# South African Ports in the 1950's and 1960's



## Supergoods (Nov 25, 2007)

Stumbled across this link this morning

http://www.flickr.com/photos/hilton-...7622078895782/

Great official photos of all South African Ports showing cargo handling as it was in the day.

Ian


----------



## Ron Stringer (Mar 15, 2005)

The link did not work for me.


----------



## Ray Mac (Sep 22, 2007)

Ron Stringer said:


> The link did not work for me.


Me too.


----------



## shipmate17 (Jun 1, 2005)

Hi,
You have to be signed in, then type in the search window, photos of south african ports, click on no 3 on the line of numbers on the bottom of page.


----------



## Supergoods (Nov 25, 2007)

Cut and paste the following in your browser without the quotes

"http://www.flickr.com/photos/hilton-t/4005508604/in/photostream/"

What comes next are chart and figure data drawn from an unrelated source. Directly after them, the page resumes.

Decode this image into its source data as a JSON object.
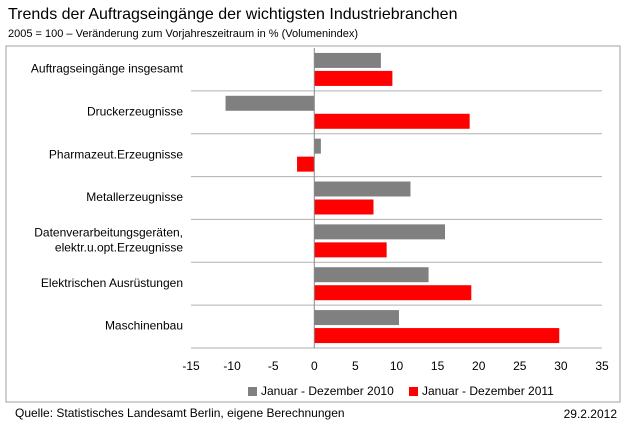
{
  "chart_data": {
    "type": "bar",
    "orientation": "horizontal",
    "title": "Trends der Auftragseingänge der wichtigsten Industriebranchen",
    "subtitle": "2005 = 100 – Veränderung zum Vorjahreszeitraum in % (Volumenindex)",
    "categories": [
      "Auftragseingänge insgesamt",
      "Druckerzeugnisse",
      "Pharmazeut.Erzeugnisse",
      "Metallerzeugnisse",
      "Datenverarbeitungsgeräten,\nelektr.u.opt.Erzeugnisse",
      "Elektrischen Ausrüstungen",
      "Maschinenbau"
    ],
    "series": [
      {
        "name": "Januar - Dezember 2010",
        "color": "#808080",
        "values": [
          8.1,
          -10.8,
          0.8,
          11.7,
          15.9,
          13.9,
          10.3
        ]
      },
      {
        "name": "Januar - Dezember 2011",
        "color": "#ff0000",
        "values": [
          9.5,
          18.9,
          -2.1,
          7.2,
          8.8,
          19.1,
          29.8
        ]
      }
    ],
    "xlim": [
      -15,
      35
    ],
    "xticks": [
      -15,
      -10,
      -5,
      0,
      5,
      10,
      15,
      20,
      25,
      30,
      35
    ],
    "grid": true,
    "legend": "bottom",
    "source": "Quelle: Statistisches Landesamt Berlin, eigene Berechnungen",
    "date": "29.2.2012"
  }
}
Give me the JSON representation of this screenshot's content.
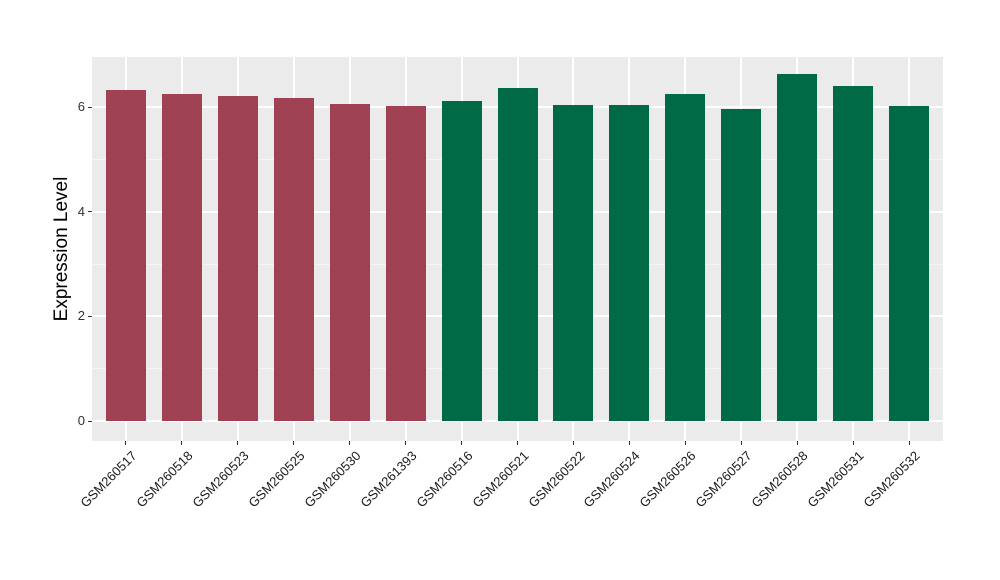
{
  "chart_data": {
    "type": "bar",
    "title": "",
    "xlabel": "",
    "ylabel": "Expression Level",
    "categories": [
      "GSM260517",
      "GSM260518",
      "GSM260523",
      "GSM260525",
      "GSM260530",
      "GSM261393",
      "GSM260516",
      "GSM260521",
      "GSM260522",
      "GSM260524",
      "GSM260526",
      "GSM260527",
      "GSM260528",
      "GSM260531",
      "GSM260532"
    ],
    "values": [
      6.32,
      6.25,
      6.22,
      6.18,
      6.06,
      6.03,
      6.12,
      6.36,
      6.04,
      6.05,
      6.25,
      5.97,
      6.64,
      6.41,
      6.03
    ],
    "bar_colors": [
      "#9E4253",
      "#9E4253",
      "#9E4253",
      "#9E4253",
      "#9E4253",
      "#9E4253",
      "#006946",
      "#006946",
      "#006946",
      "#006946",
      "#006946",
      "#006946",
      "#006946",
      "#006946",
      "#006946"
    ],
    "group_colors": {
      "first_group": "#9E4253",
      "second_group": "#006946"
    },
    "yticks": [
      0,
      2,
      4,
      6
    ],
    "yticks_minor": [
      1,
      3,
      5
    ],
    "ylim": [
      -0.37,
      6.97
    ],
    "grid": "on",
    "legend": "none",
    "panel_background": "#EBEBEB",
    "gridline_color": "#FFFFFF",
    "tick_color": "#333333"
  }
}
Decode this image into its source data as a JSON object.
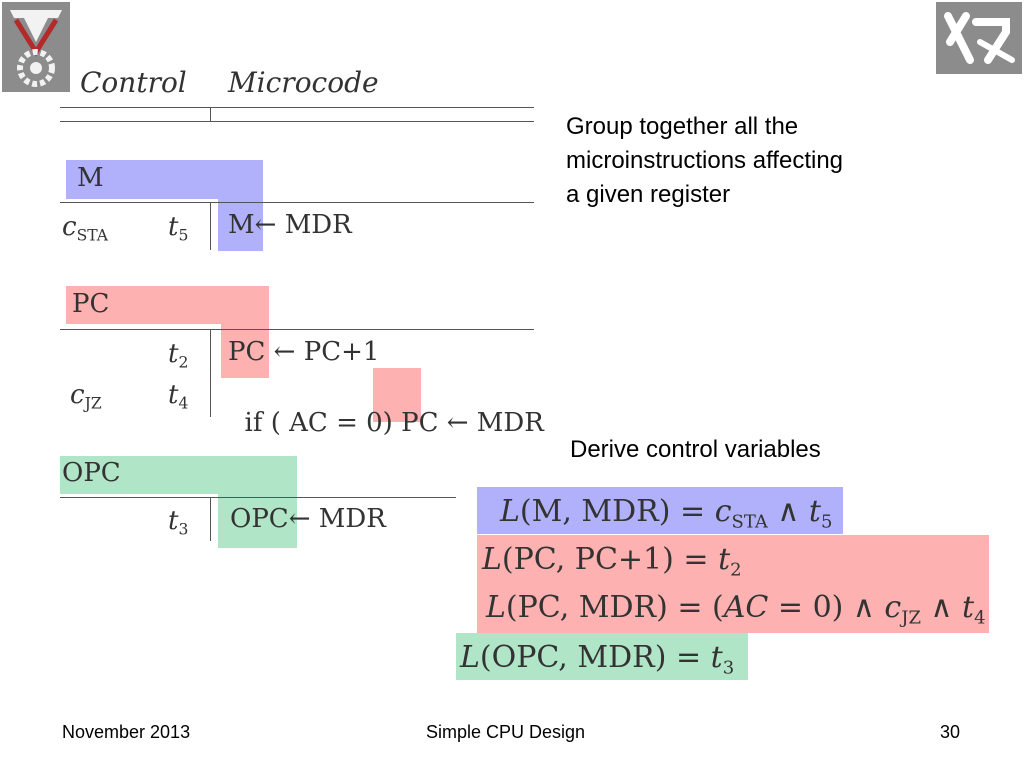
{
  "table_header": {
    "col1": "Control",
    "col2": "Microcode"
  },
  "groups": {
    "m": {
      "header": "M",
      "rows": [
        {
          "ctrl_base": "c",
          "ctrl_sub": "STA",
          "time_base": "t",
          "time_sub": "5",
          "dest": "M",
          "arrow": "←",
          "src": "MDR"
        }
      ]
    },
    "pc": {
      "header": "PC",
      "rows": [
        {
          "ctrl_base": "",
          "ctrl_sub": "",
          "time_base": "t",
          "time_sub": "2",
          "prefix": "",
          "dest": "PC",
          "arrow": "←",
          "src": "PC+1"
        },
        {
          "ctrl_base": "c",
          "ctrl_sub": "JZ",
          "time_base": "t",
          "time_sub": "4",
          "prefix": "if ( AC = 0) ",
          "dest": "PC",
          "arrow": "←",
          "src": "MDR"
        }
      ]
    },
    "opc": {
      "header": "OPC",
      "rows": [
        {
          "time_base": "t",
          "time_sub": "3",
          "dest": "OPC",
          "arrow": "←",
          "src": "MDR"
        }
      ]
    }
  },
  "notes": {
    "group_text": "Group together all the microinstructions affecting a given register",
    "derive_text": "Derive control variables"
  },
  "formulas": {
    "f1": {
      "L": "L",
      "args": "(M, MDR)",
      "eq": " = ",
      "rhs_c": "c",
      "rhs_c_sub": "STA",
      "and": " ∧ ",
      "rhs_t": "t",
      "rhs_t_sub": "5"
    },
    "f2": {
      "L": "L",
      "args": "(PC, PC+1)",
      "eq": " = ",
      "rhs_t": "t",
      "rhs_t_sub": "2"
    },
    "f3": {
      "L": "L",
      "args": "(PC, MDR)",
      "eq": " = (",
      "ac": "AC",
      "zero": " = 0) ∧ ",
      "rhs_c": "c",
      "rhs_c_sub": "JZ",
      "and": " ∧ ",
      "rhs_t": "t",
      "rhs_t_sub": "4"
    },
    "f4": {
      "L": "L",
      "args": "(OPC, MDR)",
      "eq": " = ",
      "rhs_t": "t",
      "rhs_t_sub": "3"
    }
  },
  "footer": {
    "date": "November 2013",
    "title": "Simple CPU Design",
    "page": "30"
  },
  "logos": {
    "left": "technion-logo",
    "right": "hebrew-university-logo"
  },
  "colors": {
    "blue": "#b1b1fb",
    "red": "#fdb1b1",
    "green": "#b1e5c8",
    "logo_gray": "#8c8c8c",
    "logo_red": "#b22a2a"
  }
}
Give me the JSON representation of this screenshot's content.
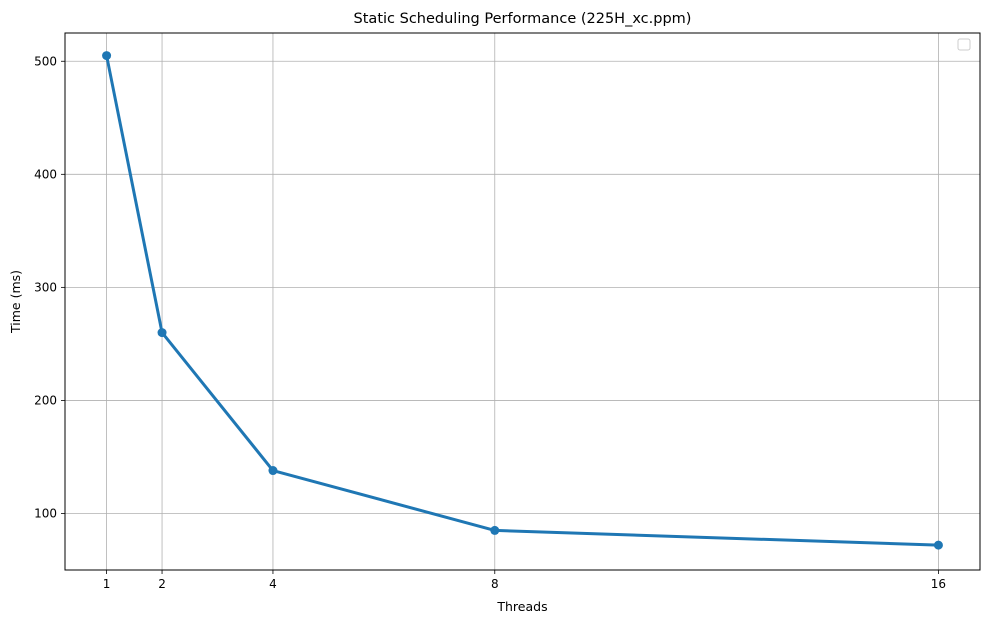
{
  "chart_data": {
    "type": "line",
    "title": "Static Scheduling Performance (225H_xc.ppm)",
    "xlabel": "Threads",
    "ylabel": "Time (ms)",
    "x": [
      1,
      2,
      4,
      8,
      16
    ],
    "xticks": [
      "1",
      "2",
      "4",
      "8",
      "16"
    ],
    "xlim": [
      0.25,
      16.75
    ],
    "yticks": [
      "100",
      "200",
      "300",
      "400",
      "500"
    ],
    "ylim": [
      50,
      525
    ],
    "grid": true,
    "legend": "top-right",
    "series": [
      {
        "values": [
          505,
          260,
          138,
          85,
          72
        ],
        "color": "#1f77b4",
        "marker": "circle"
      }
    ]
  }
}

It looks like the post editor is foreshortening the address.

Ian


----------



## R719220 (Oct 5, 2011)

....and that works fine here, thanks.


----------



## Julian Calvin (Feb 2, 2011)

Came out of shop in Capetown in '74. Jumped into taxi outside.
"Take me to the port please"
"No"
"Are you not a taxi"
"Yes -- but you are white and I am black"
"Doesn't bother me"
"I will be arrested. You need to find taxi with white driver"

Capetown wonderful place but couldn't live with that.


----------



## andysk (Jun 16, 2005)

What a fabulous selection of pics - I've just 'wasted' a most enjoyable hour !


----------